Conditions for homoaggregation of pristine polystyrene microplastic in aquatic environments

Abstract

This work experimentally investigates the homoaggregation potential of pristine polystyrene microplastics (PSMPs) with environmentally realistic shapes, morphologies, and dissimilar size. The experiments were performed in waters with varying ionic strengths, including deionized water (DI), aqueous NaCl solutions (50 and 200 mM), and natural riverine and marine waters. Environmentally realistic PSMPs exhibiting anisotropic sizes (0.5 – 130 μm), irregular shapes, and rough morphologies were obtained by a cryomilling procedure. Significant homoaggregation of PSMPs was observed only in DI, where the suspension was highly unstable, consistent with neutral zeta potential. In contrast, PSMPs suspended in NaCl solutions and natural waters displayed moderate stability.
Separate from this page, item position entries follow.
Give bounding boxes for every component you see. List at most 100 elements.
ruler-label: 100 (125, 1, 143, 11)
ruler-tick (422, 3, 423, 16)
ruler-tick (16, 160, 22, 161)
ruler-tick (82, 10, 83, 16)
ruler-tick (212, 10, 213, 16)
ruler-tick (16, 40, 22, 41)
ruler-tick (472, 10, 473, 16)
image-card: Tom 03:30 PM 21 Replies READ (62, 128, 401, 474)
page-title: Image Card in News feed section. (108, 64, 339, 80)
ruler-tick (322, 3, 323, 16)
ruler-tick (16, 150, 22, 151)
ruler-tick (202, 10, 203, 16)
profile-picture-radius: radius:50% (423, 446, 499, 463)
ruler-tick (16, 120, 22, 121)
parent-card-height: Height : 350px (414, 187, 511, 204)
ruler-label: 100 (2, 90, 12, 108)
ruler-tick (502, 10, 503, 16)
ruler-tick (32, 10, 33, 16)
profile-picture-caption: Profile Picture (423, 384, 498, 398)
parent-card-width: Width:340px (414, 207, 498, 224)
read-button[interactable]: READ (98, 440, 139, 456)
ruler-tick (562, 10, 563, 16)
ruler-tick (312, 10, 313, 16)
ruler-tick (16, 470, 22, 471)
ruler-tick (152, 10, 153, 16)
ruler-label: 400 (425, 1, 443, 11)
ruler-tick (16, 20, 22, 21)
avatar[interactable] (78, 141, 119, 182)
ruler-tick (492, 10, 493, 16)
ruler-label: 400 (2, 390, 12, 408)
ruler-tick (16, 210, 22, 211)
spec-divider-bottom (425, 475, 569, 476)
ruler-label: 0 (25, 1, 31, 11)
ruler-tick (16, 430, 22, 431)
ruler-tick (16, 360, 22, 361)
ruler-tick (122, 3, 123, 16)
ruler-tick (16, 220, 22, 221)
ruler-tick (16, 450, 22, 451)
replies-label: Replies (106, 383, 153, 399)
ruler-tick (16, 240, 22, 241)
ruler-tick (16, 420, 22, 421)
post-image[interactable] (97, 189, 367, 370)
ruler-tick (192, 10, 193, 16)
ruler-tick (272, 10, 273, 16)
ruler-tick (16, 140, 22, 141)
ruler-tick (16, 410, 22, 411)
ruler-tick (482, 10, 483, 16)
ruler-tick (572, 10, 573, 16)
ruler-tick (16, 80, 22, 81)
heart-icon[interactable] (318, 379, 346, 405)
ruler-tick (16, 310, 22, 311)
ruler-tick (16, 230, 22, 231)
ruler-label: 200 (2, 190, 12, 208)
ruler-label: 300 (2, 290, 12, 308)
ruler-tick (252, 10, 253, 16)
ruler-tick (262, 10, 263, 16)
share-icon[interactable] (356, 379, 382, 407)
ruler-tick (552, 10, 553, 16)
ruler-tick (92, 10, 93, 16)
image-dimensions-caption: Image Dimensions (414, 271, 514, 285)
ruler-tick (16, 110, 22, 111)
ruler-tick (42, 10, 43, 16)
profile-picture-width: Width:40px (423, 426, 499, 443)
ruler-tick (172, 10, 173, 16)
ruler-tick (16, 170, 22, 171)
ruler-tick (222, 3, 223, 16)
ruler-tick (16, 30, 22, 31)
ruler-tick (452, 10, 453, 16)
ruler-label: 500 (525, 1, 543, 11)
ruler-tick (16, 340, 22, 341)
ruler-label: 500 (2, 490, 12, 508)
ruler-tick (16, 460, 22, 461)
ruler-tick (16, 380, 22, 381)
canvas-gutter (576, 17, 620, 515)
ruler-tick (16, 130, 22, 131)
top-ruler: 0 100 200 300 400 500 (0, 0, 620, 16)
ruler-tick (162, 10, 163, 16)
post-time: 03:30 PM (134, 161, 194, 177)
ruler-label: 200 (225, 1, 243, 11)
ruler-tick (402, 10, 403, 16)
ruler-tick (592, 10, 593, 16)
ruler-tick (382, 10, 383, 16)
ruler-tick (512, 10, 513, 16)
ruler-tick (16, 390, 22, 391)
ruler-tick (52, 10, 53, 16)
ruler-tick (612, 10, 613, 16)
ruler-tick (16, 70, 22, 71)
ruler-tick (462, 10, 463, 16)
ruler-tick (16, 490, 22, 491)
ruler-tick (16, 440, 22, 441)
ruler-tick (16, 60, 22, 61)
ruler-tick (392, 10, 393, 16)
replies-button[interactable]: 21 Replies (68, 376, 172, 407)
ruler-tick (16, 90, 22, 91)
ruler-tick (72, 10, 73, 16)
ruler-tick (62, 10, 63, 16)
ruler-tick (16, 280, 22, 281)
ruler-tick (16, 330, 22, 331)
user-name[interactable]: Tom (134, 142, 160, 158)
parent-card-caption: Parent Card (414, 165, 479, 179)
The results demonstrate that the aggregation of PSMP particles is primarily driven by physical processes, thereby transport step, which is augmented by PSMP properties (hydrophobicity, irregular shape and rough morphology, various sizes, MP concentration) and hydrodynamic conditions. The aggregates maintained their integrity and remained stable in DI, as well as after being transferred to NaCl solutions. Likewise, settling tests evidenced that homoaggregates did not break down while settling through column filled with solutions of ionic strength varying between 0 and 500 mM, showing that they might withstand natural water density stratification. These results provide new insight into the fate of pristine PSMPs in aqueous environment and contribute to improvements in laboratory research on PSMP suspensions. The observed behaviour contrasts with that of PS nanoparticles, highlighting the distinct aggregation dynamics of microparticles in different aqueous conditions.